Rappresentare il disturbo da panico
Si può presentare il DP come un problema complesso, ma con una sua logica ben conosciuta e riconoscibile attraverso l’osservazione della storia della paziente e dei suoi attacchi di panico. L’ansia del DP è generata da un profondo senso di fragilità, frutto innanzitutto di esperienze passate, della situazione attuale malamente gestita (problemi di assertività) e di una vulnerabilità genetica. L’ansia e il senso di fragilità si rinforzano vicendevolmente, anche per via di interpretazioni catastrofiche di emozioni, sensazioni fisiche e scenari futuri. L’ansia così generata viene quindi gestita attraverso meccanismi di evitamento che , a loro volta, generano frustrazione, depressione e un senso dell’autostima fluttuante e tipicamente deficitario, andando con ciò a incrementare la sensazione di fragilità. In definitiva, un circolo vizioso che si automantiene, magari anche grazie alla connivenza di specifiche figure di riferimento. Infine, non si dovrebbe trascurare di fornire elementi di salutogenesi relativi a variabili che possono influire sull’ansia e sul panico: presenza di stress mal gestito, mancanza di sonno, assunzione di sostanze stimlanti o controindicate come caffeina e stupefacenti, fasi del ciclo mestruale, bruschi innalzamenti termici.
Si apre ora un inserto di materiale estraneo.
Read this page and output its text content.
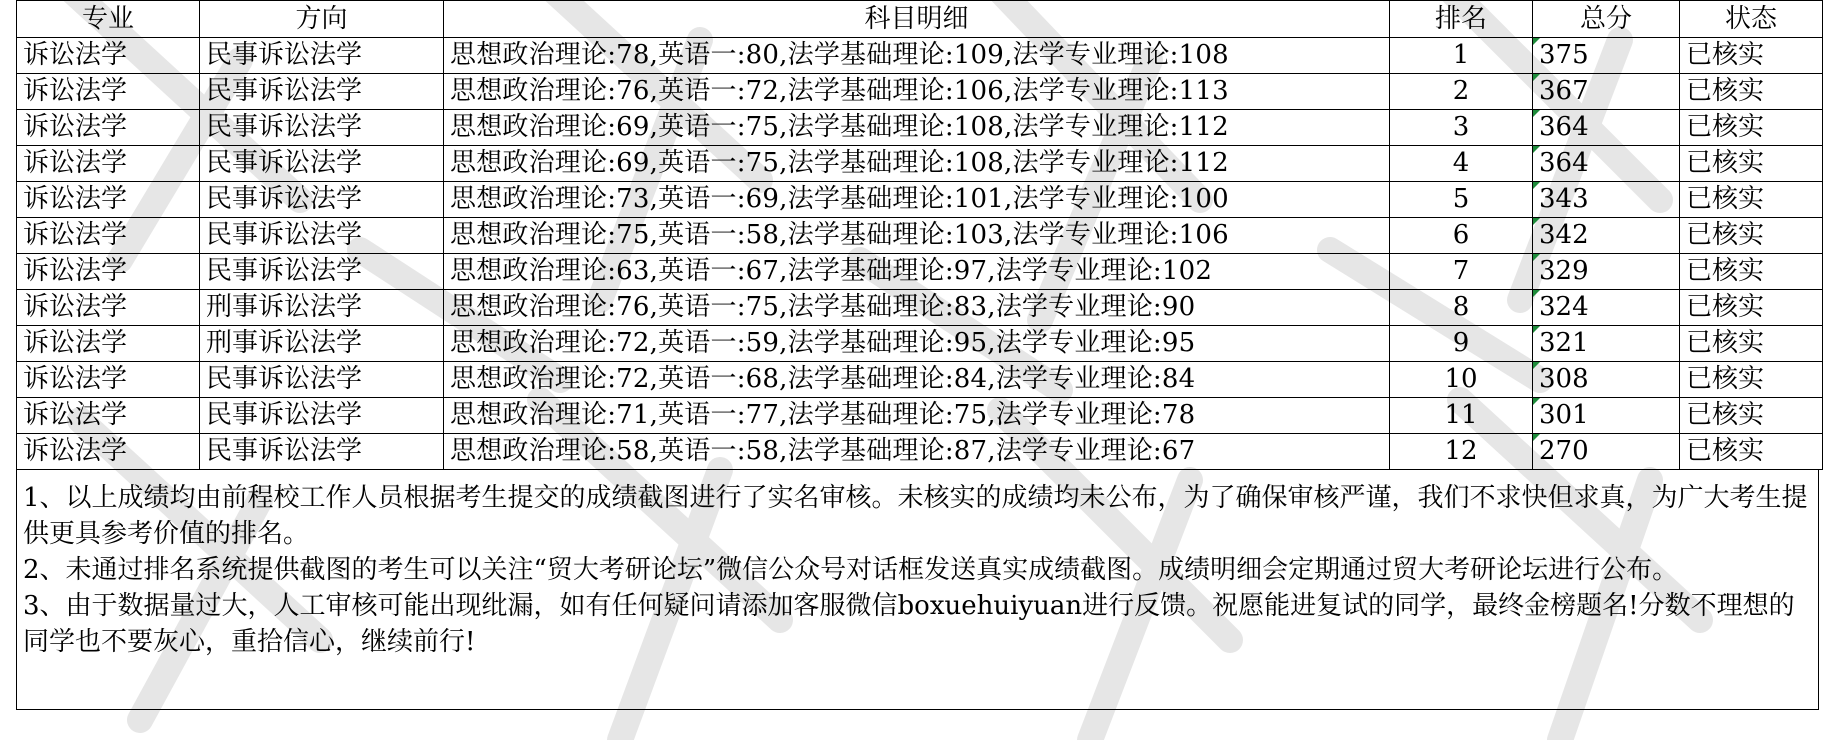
专业	方向	科目明细	排名	总分	状态
诉讼法学	民事诉讼法学	思想政治理论:78,英语一:80,法学基础理论:109,法学专业理论:108	1	375	已核实
诉讼法学	民事诉讼法学	思想政治理论:76,英语一:72,法学基础理论:106,法学专业理论:113	2	367	已核实
诉讼法学	民事诉讼法学	思想政治理论:69,英语一:75,法学基础理论:108,法学专业理论:112	3	364	已核实
诉讼法学	民事诉讼法学	思想政治理论:69,英语一:75,法学基础理论:108,法学专业理论:112	4	364	已核实
诉讼法学	民事诉讼法学	思想政治理论:73,英语一:69,法学基础理论:101,法学专业理论:100	5	343	已核实
诉讼法学	民事诉讼法学	思想政治理论:75,英语一:58,法学基础理论:103,法学专业理论:106	6	342	已核实
诉讼法学	民事诉讼法学	思想政治理论:63,英语一:67,法学基础理论:97,法学专业理论:102	7	329	已核实
诉讼法学	刑事诉讼法学	思想政治理论:76,英语一:75,法学基础理论:83,法学专业理论:90	8	324	已核实
诉讼法学	刑事诉讼法学	思想政治理论:72,英语一:59,法学基础理论:95,法学专业理论:95	9	321	已核实
诉讼法学	民事诉讼法学	思想政治理论:72,英语一:68,法学基础理论:84,法学专业理论:84	10	308	已核实
诉讼法学	民事诉讼法学	思想政治理论:71,英语一:77,法学基础理论:75,法学专业理论:78	11	301	已核实
诉讼法学	民事诉讼法学	思想政治理论:58,英语一:58,法学基础理论:87,法学专业理论:67	12	270	已核实

1、以上成绩均由前程校工作人员根据考生提交的成绩截图进行了实名审核。未核实的成绩均未公布，为了确保审核严谨，我们不求快但求真，为广大考生提供更具参考价值的排名。

2、未通过排名系统提供截图的考生可以关注“贸大考研论坛”微信公众号对话框发送真实成绩截图。成绩明细会定期通过贸大考研论坛进行公布。

3、由于数据量过大，人工审核可能出现纰漏，如有任何疑问请添加客服微信boxuehuiyuan进行反馈。祝愿能进复试的同学，最终金榜题名!分数不理想的同学也不要灰心，重拾信心，继续前行!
La psicoeducazione nel disturbo di panico
Da un punto di vista psicoeducazionale è di grande importanza evidenziare come in alcuni casi le figure di riferimento del paziente non manifestino alcun disagio sostanziale per la patologia del paziente o reagiscano negativamente ai miglioramenti sintomatologici, innanzitutto nei confronti dell’incremento di autonomia decisionale e nel movimento autonomo, nel caso sia presente anche agorafobia. In situazioni differenti, il DP può rappresentare una condizione di equilibrio patologico all’interno di una coppia ed essere la risultante di importanti problematiche di entrambi i membri della coppia; a questo riguardo, una volta una paziente dello scrivente disse: ” Mio marito è un portatore sano degli attacchi di panico”: Qualora indicato, i familiari e i partner dovrebbero essere educati sul loro ruolo di mantenimento del problema,facendo presente che comunque, il paziente prima o poi cambierà e che saranno costretti loro stessi ad adattarsi o a effettuare una crescita evolutiva personale e della coppia. La rottura di relazini affettive in essere da lunga data da parte di un paziente con DP è infatti abbastanza frequente all’interno delo svolgimento di una psicoterapia efficace. Il partner che offre sostegno e sicurezza, infatti, può essere sostituito da uno con il quale vivere finalmente le dimensioni della complicità e della passione.
Prima dunque di iniziare la terapia vera è propria è essenziale valutare questi aspetti che influenzano il decorso del disturbo e chiarificarli al paziente.